Ertuğrul Özkök: Beatles’ın kaldığı ünlü oteli Araplar alınca odamda beni bekleyen sürpriz

Ertuğrul Özkök | Zamanın Ruhu

New York, Noel ışıklarına hazırlanıyor.
Manhattan’ın göbeğindeki “The Plaza” oteline yanılmıyorsam beşinci defa gidiyorum.
Hikâyesi olan otelleri seviyorum.
Mesela Paris’e gittiğimde yer bulduğum zaman mutlaka Saint Germaine’deki “Madison” Otel’de kalıyorum.
Çünkü o otel Albert Camus’nun “Yabancı” romanını bitirdiği yer…
Hayatım boyunca beni en çok etkileyen üç romandan biri…
The Plaza da öyle bir otel…
Bana anlatacağı çok hikâyesi var…


Great Gatsby

Great Gatsby’nin, Beatles’ın 60. yılına hazırlanan oteli

Otelin lobisininin altındaki tuvalete giderken, koridordaki dev fotoğraflar size otelin hikâyesini anlatmaya başlıyor.
Beatles Amerika’ya ilk geldiği 1964 yılında bu otelde kalmıştı. Otel gelecek yıl 60’ıncı yılını kutlayacak bu olayın.
Great Gatsby romanının en çarpıcı sahnelerinden biri bu otelde geçer. Filminde de görmüştük o sahneyi…
Geçen hafta hatılararı yayınlanan Barbra Streisand’in Robert Redford’la birlikte oynadığı “The Way We Were” filminin son sahnesi bu otelin önünde çekilmişti.
Streisend’in o şahane şarkısı ile biten o sahneyi hiç unutamam.

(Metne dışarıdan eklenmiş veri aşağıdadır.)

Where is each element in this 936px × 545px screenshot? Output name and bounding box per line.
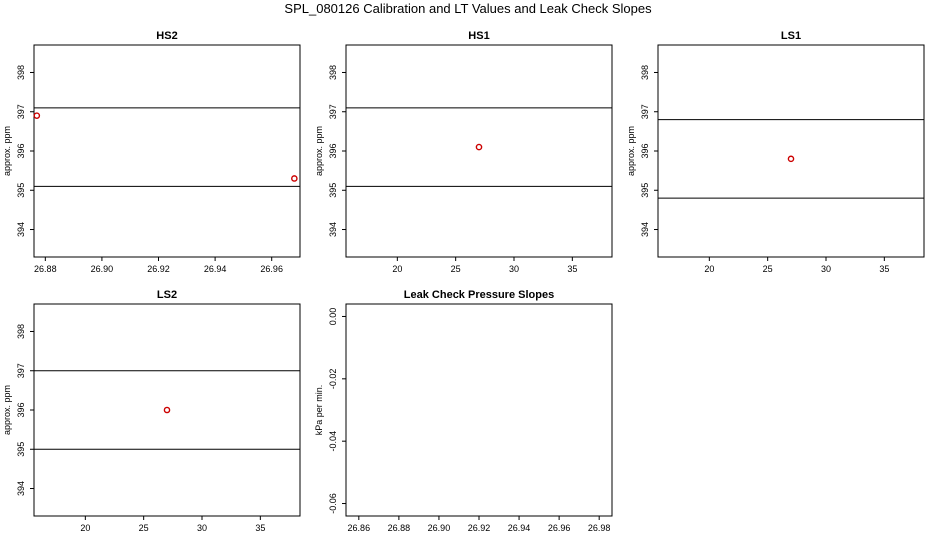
panel-hs1-ylabel: approx. ppm xyxy=(314,126,324,176)
panel-hs1-ytick-label: 396 xyxy=(328,143,338,158)
panel-leak-check-pressure-slopes: Leak Check Pressure Slopes 26.86 26.88 26.9… xyxy=(314,289,613,533)
panel-hs2-xtick-label: 26.90 xyxy=(91,264,114,274)
panel-ls2-ytick-label: 397 xyxy=(16,363,26,378)
panel-leak-check-pressure-slopes-ytick-label: -0.06 xyxy=(328,493,338,514)
panel-leak-check-pressure-slopes-xtick-label: 26.98 xyxy=(588,523,611,533)
panel-leak-check-pressure-slopes-xtick-label: 26.92 xyxy=(468,523,491,533)
panel-leak-check-pressure-slopes-xtick-label: 26.94 xyxy=(508,523,531,533)
panel-ls1-frame xyxy=(657,44,925,258)
panel-leak-check-pressure-slopes-xtick-label: 26.90 xyxy=(428,523,451,533)
panel-hs2: HS2 26.88 26.90 26.92 26.94 26.96 394 395 396 397… xyxy=(2,30,301,274)
panel-hs1-ytick-label: 398 xyxy=(328,65,338,80)
panel-ls2: LS2 20 25 30 35 394 395 396 397 398 approx. ppm xyxy=(2,289,301,533)
panel-ls1-title: LS1 xyxy=(781,30,801,42)
panel-hs1: HS1 20 25 30 35 394 395 396 397 398 approx. ppm xyxy=(314,30,613,274)
panel-leak-check-pressure-slopes-xtick-label: 26.96 xyxy=(548,523,571,533)
panel-hs2-title: HS2 xyxy=(156,30,177,42)
panel-ls2-xtick-label: 30 xyxy=(197,523,207,533)
panel-ls1-xtick-label: 25 xyxy=(763,264,773,274)
panel-ls1-xtick-label: 30 xyxy=(821,264,831,274)
panel-ls2-xtick-label: 20 xyxy=(80,523,90,533)
panel-ls2-ytick-label: 396 xyxy=(16,402,26,417)
panel-hs1-ytick-label: 394 xyxy=(328,222,338,237)
panel-leak-check-pressure-slopes-frame xyxy=(345,303,613,517)
panel-ls1-ytick-label: 397 xyxy=(640,104,650,119)
panel-hs1-frame xyxy=(345,44,613,258)
panel-ls1-ytick-label: 398 xyxy=(640,65,650,80)
panel-leak-check-pressure-slopes-ytick-label: -0.04 xyxy=(328,431,338,452)
panel-hs2-frame xyxy=(33,44,301,258)
panel-leak-check-pressure-slopes-ytick-label: -0.02 xyxy=(328,369,338,390)
panel-hs1-xtick-label: 35 xyxy=(567,264,577,274)
panel-leak-check-pressure-slopes-title: Leak Check Pressure Slopes xyxy=(404,289,554,301)
panel-leak-check-pressure-slopes-ylabel: kPa per min. xyxy=(314,385,324,436)
panel-ls2-ytick-label: 394 xyxy=(16,481,26,496)
panel-ls2-xtick-label: 35 xyxy=(255,523,265,533)
panel-ls2-xtick-label: 25 xyxy=(139,523,149,533)
panel-ls1-xtick-label: 20 xyxy=(704,264,714,274)
panel-ls1-ytick-label: 396 xyxy=(640,143,650,158)
panel-ls2-title: LS2 xyxy=(157,289,177,301)
panel-leak-check-pressure-slopes-xtick-label: 26.86 xyxy=(348,523,371,533)
panel-hs2-xtick-label: 26.92 xyxy=(147,264,170,274)
panel-ls2-ytick-label: 395 xyxy=(16,442,26,457)
panel-ls1-ytick-label: 394 xyxy=(640,222,650,237)
figure-title: SPL_080126 Calibration and LT Values and… xyxy=(284,1,652,16)
panel-ls2-data-point xyxy=(163,406,171,414)
panel-ls1: LS1 20 25 30 35 394 395 396 397 398 approx. ppm xyxy=(626,30,925,274)
panel-hs2-ytick-label: 394 xyxy=(16,222,26,237)
panel-hs2-ytick-label: 397 xyxy=(16,104,26,119)
panel-ls1-xtick-label: 35 xyxy=(879,264,889,274)
panel-hs1-data-point xyxy=(475,143,483,151)
panel-ls2-ytick-label: 398 xyxy=(16,324,26,339)
panel-leak-check-pressure-slopes-ytick-label: 0.00 xyxy=(328,308,338,326)
panel-hs1-xtick-label: 30 xyxy=(509,264,519,274)
panel-hs1-xtick-label: 20 xyxy=(392,264,402,274)
panel-ls1-ytick-label: 395 xyxy=(640,183,650,198)
panel-hs2-ytick-label: 396 xyxy=(16,143,26,158)
panel-ls1-data-point xyxy=(787,155,795,163)
panel-hs2-xtick-label: 26.94 xyxy=(204,264,227,274)
panel-ls1-ylabel: approx. ppm xyxy=(626,126,636,176)
panel-hs2-ytick-label: 398 xyxy=(16,65,26,80)
panel-hs2-data-point xyxy=(291,175,298,182)
panel-ls2-frame xyxy=(33,303,301,517)
panel-hs2-ytick-label: 395 xyxy=(16,183,26,198)
panel-hs1-ytick-label: 397 xyxy=(328,104,338,119)
panel-leak-check-pressure-slopes-xtick-label: 26.88 xyxy=(388,523,411,533)
panel-hs1-title: HS1 xyxy=(468,30,489,42)
panel-hs1-xtick-label: 25 xyxy=(451,264,461,274)
panel-hs2-xtick-label: 26.88 xyxy=(34,264,57,274)
panel-hs1-ytick-label: 395 xyxy=(328,183,338,198)
panel-hs2-data-point xyxy=(33,112,41,119)
panel-hs2-ylabel: approx. ppm xyxy=(2,126,12,176)
panel-hs2-xtick-label: 26.96 xyxy=(260,264,283,274)
panel-ls2-ylabel: approx. ppm xyxy=(2,385,12,435)
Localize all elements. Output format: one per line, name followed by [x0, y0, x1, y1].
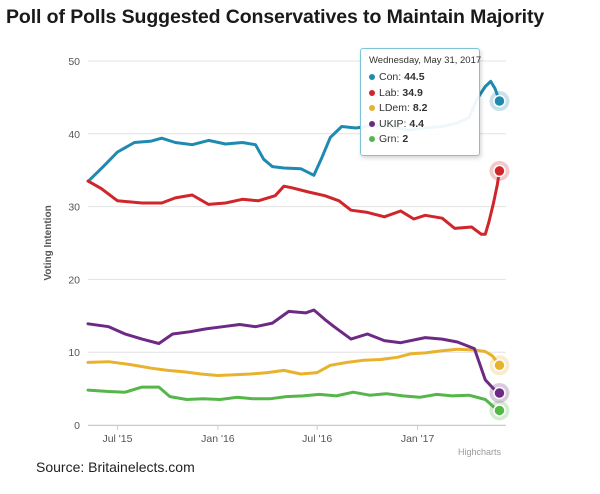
grn-end-marker — [493, 404, 506, 417]
tooltip-value: 4.4 — [409, 117, 424, 130]
x-tick-label: Jul '15 — [102, 433, 132, 445]
tooltip-row-grn: Grn: 2 — [369, 133, 471, 149]
ukip-series-line — [86, 308, 501, 395]
con-end-marker — [493, 94, 506, 108]
tooltip-row-ldem: LDem: 8.2 — [369, 102, 471, 118]
series-layer — [86, 79, 501, 412]
tooltip-row-lab: Lab: 34.9 — [369, 87, 471, 103]
tooltip-value: 2 — [402, 133, 409, 145]
credits-label[interactable]: Highcharts — [458, 447, 502, 457]
grn-series-line — [86, 385, 501, 412]
source-note: Source: Britainelects.com — [36, 459, 195, 475]
y-axis-title: Voting Intention — [43, 205, 54, 280]
ldem-end-marker — [493, 359, 506, 372]
x-tick-label: Jul '16 — [302, 433, 332, 445]
ukip-end-marker — [493, 386, 506, 400]
y-tick-label: 0 — [74, 420, 80, 432]
axis-layer: 0 10 20 30 40 50 Jul '15 Jan '16 Jul '16 Jan '17 V… — [43, 56, 506, 445]
grn-dot-icon — [369, 136, 375, 143]
marker-layer — [489, 91, 510, 421]
ldem-dot-icon — [369, 105, 375, 112]
tooltip-name: Grn — [379, 133, 397, 145]
tooltip-name: Con — [379, 71, 399, 83]
y-tick-label: 40 — [68, 129, 80, 141]
tooltip-row-con: Con: 44.5 — [369, 71, 471, 87]
y-tick-label: 50 — [68, 56, 80, 68]
y-tick-label: 20 — [68, 274, 80, 286]
y-tick-label: 30 — [68, 202, 80, 214]
y-tick-label: 10 — [68, 347, 80, 359]
x-tick-label: Jan '16 — [201, 433, 235, 445]
lab-series-line — [86, 169, 501, 236]
ukip-dot-icon — [369, 120, 375, 127]
tooltip-name: UKIP — [379, 117, 404, 130]
lab-dot-icon — [369, 89, 375, 96]
x-tick-label: Jan '17 — [401, 433, 435, 445]
tooltip-value: 8.2 — [412, 102, 428, 114]
tooltip-value: 34.9 — [402, 86, 423, 99]
tooltip-date: Wednesday, May 31, 2017 — [369, 55, 482, 66]
tooltip-name: Lab — [379, 86, 397, 99]
tooltip: Wednesday, May 31, 2017 Con: 44.5 Lab: 3… — [360, 48, 482, 156]
tooltip-value: 44.5 — [404, 71, 425, 83]
con-dot-icon — [369, 74, 375, 81]
chart-title: Poll of Polls Suggested Conservatives to… — [6, 6, 545, 28]
lab-end-marker — [493, 164, 506, 178]
ldem-series-line — [86, 347, 501, 377]
tooltip-name: LDem — [379, 102, 408, 114]
tooltip-row-ukip: UKIP: 4.4 — [369, 118, 471, 134]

Hitchcock’un “Nodth by Northwebt (Gizli Teşkilat)” filminde de görmüştük bu oteli…
“Scent of a Woman (Kadın Kokusu)”, “Sleeples in Seattle”, “Funny Girl” ve daha nice filmler…
Her yılbaşı yenide yeniden yeniden seyrettiğimiz ve hiç bıkmadığımız Home Alone 2 (Evde Tek Başına) filminin bazı sahneleri de bu oteldeydi…
New York’ta bir Hollywood dekorudur bu otel ve benim için yetip de artacak kadar tarih ve hikâyesi vardır.
Ama bu gidişimde benim şahsi tarihime de geçecek bir sürprizle karşıladı beni..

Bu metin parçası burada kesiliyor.